Background/Context: This research is framed by theories of teacher morale and teacher empowerment and contributes to the literature on neoliberal educational policies and teacher burnout and attrition.
Purpose and Research Questions: The purpose of this study is to understand the intersections of teachers’ experiences with neoliberal policies, at one high school in the urban south. The research questions include: (1) How is the morale of exceptional urban teachers affected by the contextual factors of a neoliberal school climate? (2) How does their morale relate to teachers’ reports of their pedagogy?
Research Design: This study utilized a qualitative case study design and, in addition to traditional analytic methods used in case studies, drew on grounded theory methodology. I collected quantitative data from approximately 30 staff members in the form of two surveys and qualitative data from eight focal participants. These participants were all (1) veteran teachers, (2) recognized as strong/exceptional teachers according to both neoliberal and non-neoliberal indicators, and (3) represented a diversity of other identity markers. My analysis here focuses on the qualitative data, and I use the quantitative results as a way to contextualize the data of my eight focal participants. Types of qualitative data include: interviews (semi-structured), a focus group, participant observations (of meetings at the district and school level), document analysis (of district-produced documents, school newspaper articles, local newspaper articles, and teachers’ written reflections), and researcher journals and memos.

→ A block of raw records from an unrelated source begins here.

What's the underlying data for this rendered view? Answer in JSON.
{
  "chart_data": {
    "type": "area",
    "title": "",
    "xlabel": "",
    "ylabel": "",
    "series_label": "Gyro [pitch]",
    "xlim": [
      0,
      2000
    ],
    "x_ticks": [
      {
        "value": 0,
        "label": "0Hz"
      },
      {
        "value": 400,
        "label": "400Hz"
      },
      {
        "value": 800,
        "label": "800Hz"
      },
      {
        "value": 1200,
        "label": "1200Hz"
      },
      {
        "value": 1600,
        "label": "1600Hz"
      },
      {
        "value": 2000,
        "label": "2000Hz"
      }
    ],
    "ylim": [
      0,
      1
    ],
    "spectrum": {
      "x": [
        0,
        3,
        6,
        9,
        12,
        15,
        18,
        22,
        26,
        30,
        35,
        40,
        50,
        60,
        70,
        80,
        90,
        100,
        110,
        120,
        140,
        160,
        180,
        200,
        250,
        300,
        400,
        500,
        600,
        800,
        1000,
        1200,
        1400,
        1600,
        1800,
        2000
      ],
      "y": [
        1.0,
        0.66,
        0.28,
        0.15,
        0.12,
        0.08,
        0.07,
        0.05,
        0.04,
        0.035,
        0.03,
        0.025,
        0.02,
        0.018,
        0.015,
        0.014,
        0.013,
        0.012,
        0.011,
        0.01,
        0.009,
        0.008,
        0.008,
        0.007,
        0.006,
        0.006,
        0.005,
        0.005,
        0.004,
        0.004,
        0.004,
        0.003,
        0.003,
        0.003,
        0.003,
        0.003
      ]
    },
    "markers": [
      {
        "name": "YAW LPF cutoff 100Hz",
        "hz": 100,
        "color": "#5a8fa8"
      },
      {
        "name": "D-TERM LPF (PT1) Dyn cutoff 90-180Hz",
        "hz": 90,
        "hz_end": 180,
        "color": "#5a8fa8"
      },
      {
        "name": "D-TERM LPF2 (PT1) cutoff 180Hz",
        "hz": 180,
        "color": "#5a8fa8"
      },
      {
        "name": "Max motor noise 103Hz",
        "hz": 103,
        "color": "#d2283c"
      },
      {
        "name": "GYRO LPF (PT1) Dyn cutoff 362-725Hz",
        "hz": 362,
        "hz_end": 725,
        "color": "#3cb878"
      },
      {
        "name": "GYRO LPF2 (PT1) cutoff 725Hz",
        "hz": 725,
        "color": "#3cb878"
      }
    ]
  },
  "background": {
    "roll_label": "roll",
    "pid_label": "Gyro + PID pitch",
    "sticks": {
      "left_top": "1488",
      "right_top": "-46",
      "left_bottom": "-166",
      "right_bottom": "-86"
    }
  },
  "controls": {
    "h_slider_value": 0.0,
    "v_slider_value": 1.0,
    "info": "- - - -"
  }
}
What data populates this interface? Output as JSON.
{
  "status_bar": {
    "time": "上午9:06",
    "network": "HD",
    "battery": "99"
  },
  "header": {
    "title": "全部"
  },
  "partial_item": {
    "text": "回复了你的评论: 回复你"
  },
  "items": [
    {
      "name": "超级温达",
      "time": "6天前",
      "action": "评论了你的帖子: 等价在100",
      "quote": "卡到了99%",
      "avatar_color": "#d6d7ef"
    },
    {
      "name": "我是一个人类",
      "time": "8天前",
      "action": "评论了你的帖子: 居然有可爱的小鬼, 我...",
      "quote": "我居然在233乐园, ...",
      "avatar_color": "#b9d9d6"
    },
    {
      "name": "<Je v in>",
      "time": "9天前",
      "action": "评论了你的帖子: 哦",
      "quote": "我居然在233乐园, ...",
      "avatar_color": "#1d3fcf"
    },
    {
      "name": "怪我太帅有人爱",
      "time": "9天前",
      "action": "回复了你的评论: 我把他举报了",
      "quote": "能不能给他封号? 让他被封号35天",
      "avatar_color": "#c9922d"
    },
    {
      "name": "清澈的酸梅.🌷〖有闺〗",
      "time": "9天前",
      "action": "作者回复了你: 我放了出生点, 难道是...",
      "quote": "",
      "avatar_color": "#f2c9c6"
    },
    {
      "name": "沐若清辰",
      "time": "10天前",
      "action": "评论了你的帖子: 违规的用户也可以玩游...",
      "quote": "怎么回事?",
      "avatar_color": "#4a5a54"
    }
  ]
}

Findings/Results: Results indicate that: (1) Morale is influenced by a variety of contextual factors at multiple levels, and being in a “good” school or being labelled an “exceptional” educator is not enough to keep one from feeling the effects of disempowerment brought about by top-down mandates, and (2) Teachers overwhelmingly reported that low morale impacted their view of their own pedagogy, contributing to a “vicious cycle” of low morale, disempowerment, and less effective pedagogy. The focal participants, even though they were hailed as successful educators, felt discouraged and unable to maintain quality pedagogy because of restrictive educational policies. Thus, I argue that educational policies at the school, district, state, and national level significantly decrease teachers’ morale and have a negative influence on their perception of their pedagogy. In a vicious cycle, low morale makes them feel like less effective teachers, and their belief that they are less effective lowers their morale.